= Parasitic extraction =

In electronic design automation, parasitic extraction is the calculation of the parasitic effects in both the designed devices and the required wiring interconnects of an electronic circuit: parasitic capacitances, parasitic resistances and parasitic inductances, commonly called parasitic devices, parasitic components, or simply parasitics.

The major purpose of parasitic extraction is to create an accurate analog model of the circuit, so that detailed simulations can emulate actual digital and analog circuit responses. Digital circuit responses are often used to populate databases for signal delay and loading calculation such as: timing analysis; power analysis; circuit simulation; and signal integrity analysis. Analog circuits are often run in detailed test benches to indicate if the extra extracted parasitics will still allow the designed circuit to function.

== Background ==

In early integrated circuits the impact of the wiring was negligible, and wires were not considered as electrical elements of the circuit. However below the 0.5-micrometre technology node resistance and capacitance of the interconnects started making a significant impact on circuit performance. With shrinking process technologies inductance effects of interconnects became important as well.

Major effects of interconnect parasitics include: signal delay, signal noise, IR drop (resistive component of voltage).

==Interconnect capacitance extraction==
Interconnect capacitance is calculated by giving the extraction tool the following information: the top view layout of the design in the form of input polygons on a set of layers; a mapping to a set of devices and pins (from a Layout Versus Schematic run), and a cross sectional understanding of these layers. This information is used to create a set of layout wires that have added capacitors where the input polygons and cross sectional structure indicate. The output netlist contains the same set of input nets as the input design netlist and adds parasitic capacitor devices between these nets.
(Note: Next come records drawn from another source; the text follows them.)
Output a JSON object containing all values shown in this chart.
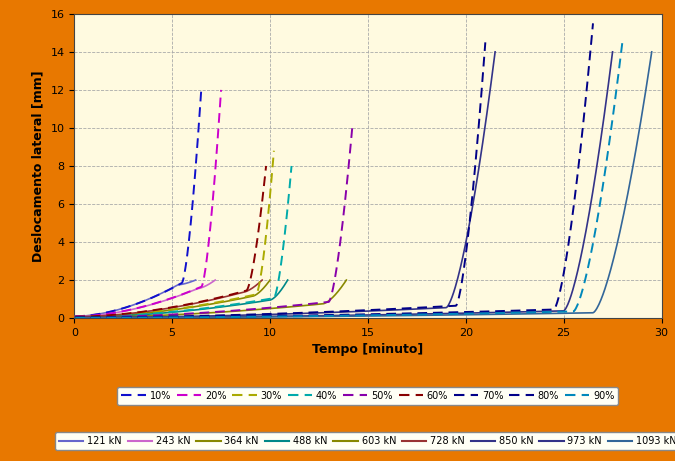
{
  "xlabel": "Tempo [minuto]",
  "ylabel": "Deslocamento lateral [mm]",
  "xlim": [
    0,
    30
  ],
  "ylim": [
    0,
    16
  ],
  "xticks": [
    0,
    5,
    10,
    15,
    20,
    25,
    30
  ],
  "yticks": [
    0,
    2,
    4,
    6,
    8,
    10,
    12,
    14,
    16
  ],
  "background_color": "#FFFAE0",
  "outer_border_color": "#E87800",
  "pct_labels": [
    "10%",
    "20%",
    "30%",
    "40%",
    "50%",
    "60%",
    "70%",
    "80%",
    "90%"
  ],
  "kn_labels": [
    "121 kN",
    "243 kN",
    "364 kN",
    "488 kN",
    "603 kN",
    "728 kN",
    "850 kN",
    "973 kN",
    "1093 kN"
  ],
  "pct_colors": [
    "#1010CC",
    "#CC00CC",
    "#AAAA00",
    "#00AAAA",
    "#8800AA",
    "#880000",
    "#000088",
    "#000088",
    "#0088BB"
  ],
  "kn_colors": [
    "#6666CC",
    "#CC66CC",
    "#888800",
    "#008888",
    "#888800",
    "#993333",
    "#333388",
    "#333388",
    "#336699"
  ],
  "curves": [
    {
      "tc": 5.5,
      "te": 6.5,
      "ymax_pct": 12.2,
      "y0_pct": 1.85,
      "tc_kn": 5.3,
      "te_kn": 6.2,
      "ymax_kn": 2.0,
      "y0_kn": 1.75
    },
    {
      "tc": 6.5,
      "te": 7.5,
      "ymax_pct": 12.0,
      "y0_pct": 1.65,
      "tc_kn": 6.3,
      "te_kn": 7.2,
      "ymax_kn": 2.0,
      "y0_kn": 1.55
    },
    {
      "tc": 9.3,
      "te": 10.2,
      "ymax_pct": 8.8,
      "y0_pct": 1.25,
      "tc_kn": 9.1,
      "te_kn": 10.0,
      "ymax_kn": 2.0,
      "y0_kn": 1.15
    },
    {
      "tc": 10.2,
      "te": 11.1,
      "ymax_pct": 8.0,
      "y0_pct": 1.05,
      "tc_kn": 10.0,
      "te_kn": 10.9,
      "ymax_kn": 2.0,
      "y0_kn": 0.95
    },
    {
      "tc": 13.0,
      "te": 14.2,
      "ymax_pct": 10.0,
      "y0_pct": 0.85,
      "tc_kn": 12.7,
      "te_kn": 13.9,
      "ymax_kn": 2.0,
      "y0_kn": 0.75
    },
    {
      "tc": 8.8,
      "te": 9.8,
      "ymax_pct": 8.0,
      "y0_pct": 1.45,
      "tc_kn": 8.6,
      "te_kn": 9.6,
      "ymax_kn": 2.0,
      "y0_kn": 1.35
    },
    {
      "tc": 19.5,
      "te": 21.0,
      "ymax_pct": 14.5,
      "y0_pct": 0.65,
      "tc_kn": 19.0,
      "te_kn": 21.5,
      "ymax_kn": 14.0,
      "y0_kn": 0.55
    },
    {
      "tc": 24.5,
      "te": 26.5,
      "ymax_pct": 15.5,
      "y0_pct": 0.45,
      "tc_kn": 25.0,
      "te_kn": 27.5,
      "ymax_kn": 14.0,
      "y0_kn": 0.38
    },
    {
      "tc": 25.5,
      "te": 28.0,
      "ymax_pct": 14.5,
      "y0_pct": 0.35,
      "tc_kn": 26.5,
      "te_kn": 29.5,
      "ymax_kn": 14.0,
      "y0_kn": 0.28
    }
  ]
}
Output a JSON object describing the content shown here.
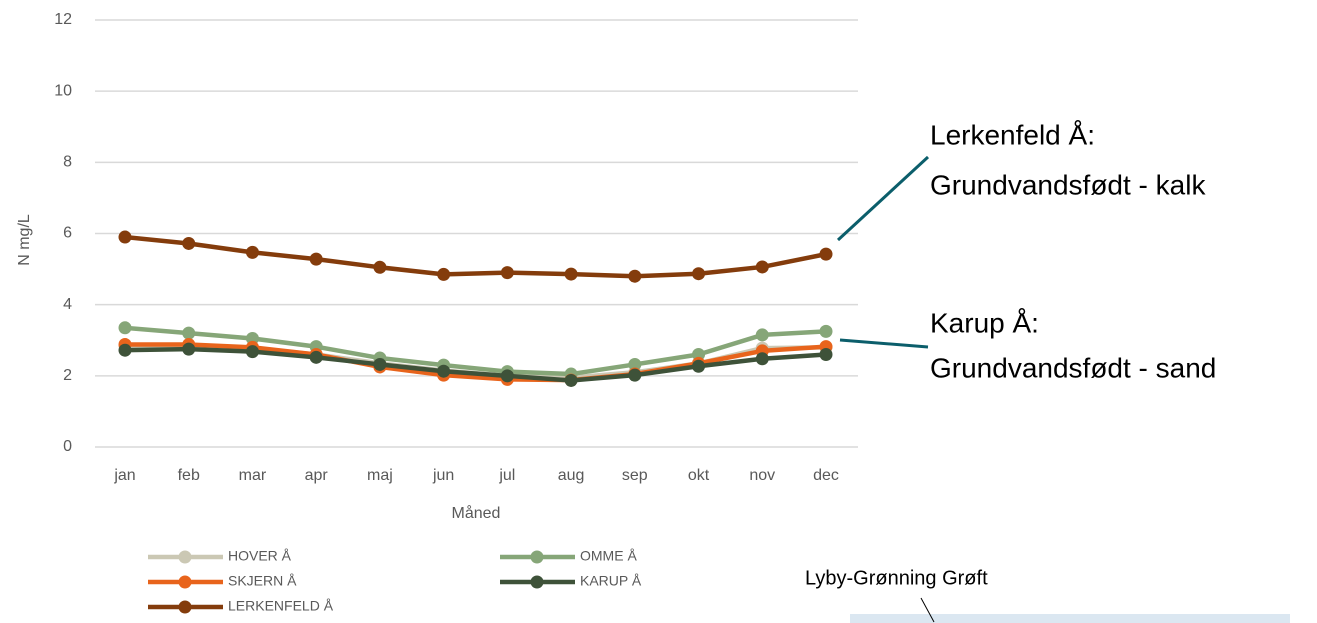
{
  "chart_data": {
    "type": "line",
    "x_label": "Måned",
    "y_label": "N mg/L",
    "categories": [
      "jan",
      "feb",
      "mar",
      "apr",
      "maj",
      "jun",
      "jul",
      "aug",
      "sep",
      "okt",
      "nov",
      "dec"
    ],
    "series": [
      {
        "name": "HOVER Å",
        "color": "#cbc8b4",
        "values": [
          2.85,
          2.85,
          2.78,
          2.6,
          2.35,
          2.15,
          2.0,
          1.95,
          2.1,
          2.35,
          2.78,
          2.8
        ]
      },
      {
        "name": "OMME Å",
        "color": "#86a678",
        "values": [
          3.35,
          3.2,
          3.05,
          2.82,
          2.5,
          2.3,
          2.12,
          2.05,
          2.32,
          2.6,
          3.15,
          3.25
        ]
      },
      {
        "name": "SKJERN Å",
        "color": "#e8641c",
        "values": [
          2.88,
          2.88,
          2.8,
          2.6,
          2.25,
          2.02,
          1.9,
          1.88,
          2.05,
          2.35,
          2.7,
          2.82
        ]
      },
      {
        "name": "KARUP Å",
        "color": "#3e5239",
        "values": [
          2.72,
          2.75,
          2.68,
          2.52,
          2.32,
          2.13,
          2.0,
          1.87,
          2.02,
          2.27,
          2.48,
          2.6
        ]
      },
      {
        "name": "LERKENFELD Å",
        "color": "#843c0c",
        "values": [
          5.9,
          5.72,
          5.47,
          5.28,
          5.05,
          4.85,
          4.9,
          4.86,
          4.8,
          4.87,
          5.06,
          5.42
        ]
      }
    ],
    "ylim": [
      0,
      12
    ],
    "yticks": [
      0,
      2,
      4,
      6,
      8,
      10,
      12
    ],
    "grid": true,
    "annotations": [
      {
        "lines": [
          "Lerkenfeld Å:",
          "Grundvandsfødt - kalk"
        ],
        "color": "#0b5e6b"
      },
      {
        "lines": [
          "Karup Å:",
          "Grundvandsfødt - sand"
        ],
        "color": "#0b5e6b"
      },
      {
        "lines": [
          "Lyby-Grønning Grøft"
        ],
        "color": "#000000"
      }
    ]
  }
}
==Interconnect resistance extraction==

Interconnect resistance is calculated by giving the extraction tool the following information: the top view layout of the design in the form of input polygons on a set of layers; a mapping to a set of devices and pins (from a Layout Versus Schematic run), and a cross sectional understanding of these layers including the resistivity of the layers. This information is used to create a set of layout sub.wires that have added resistance between various sub-parts of the wires. The above Interconnect Capacitance is divided and shared amongst the sub-nodes in a proportional way. Note that unlike Interconnect Capacitance, Interconnect Resistance needs to add sub-nodes between the circuit elements to place these parasitic resistors. This can greatly increase the size of the extracted output netlist and can cause additional simulation problems.

==Tools and vendors==
The tools fall into the following broad categories.
- Field solvers provide physically accurate solutions. They calculate electromagnetic parameters by directly solving Maxwell's equations. Due to high calculation burden they are applicable only very small designs or to parts of the designs.
- Approximate solutions with pattern matching techniques are the only feasible approach to extract parasitics for complete modern integrated circuit designs.

===ANSYS Q3D Extractor===
ANSYS Q3D Extractor uses method of moments (integral equations) and FEMs to compute capacitive, conductance, inductance and resistance matrices. It uses the fast multipole method (FMM) to accelerate the solution of the integral equations. Outputs from the solver include current and voltage distributions, CG and RL matrices.

=== FastCap, FastHenry ===
FastCap and FastHenry, from MIT, are two free parasitics extractor tools for capacitance, inductance, and resistance. Quoted in many scientific articles, they are considered golden references in their field.

Source code and Windows binary versions with viewer and editor are freely available from FastFieldSolvers.

=== StarRC ===
StarRC from Synopsys (previously from Avanti) is a universal parasitics extractor tool applicable for a full range of electronic designs.

=== Quantus ===
Quantus from Cadence is a parasitic extractor tool for both digital and analog designs and parasitics extraction check have to be carried out to prepare the design for postlayout verification.

=== QuickCap ===
QuickCap NX from Synopsys is a parasitic extractor tool for both digital and analog designs. It was based on QuickCap developed by Ralph Iverson of Random Logic Corporation, which was acquired by Magma and Synopsys.

=== Calibre xACT3D ===
Calibre xACT3D from Mentor Graphics is a parasitic extractor tool for both digital and analog designs. It was based on PexRC developed by Wangqi Qiu and Weiping Shi of Pextra Corporation, which was acquired by Mentor.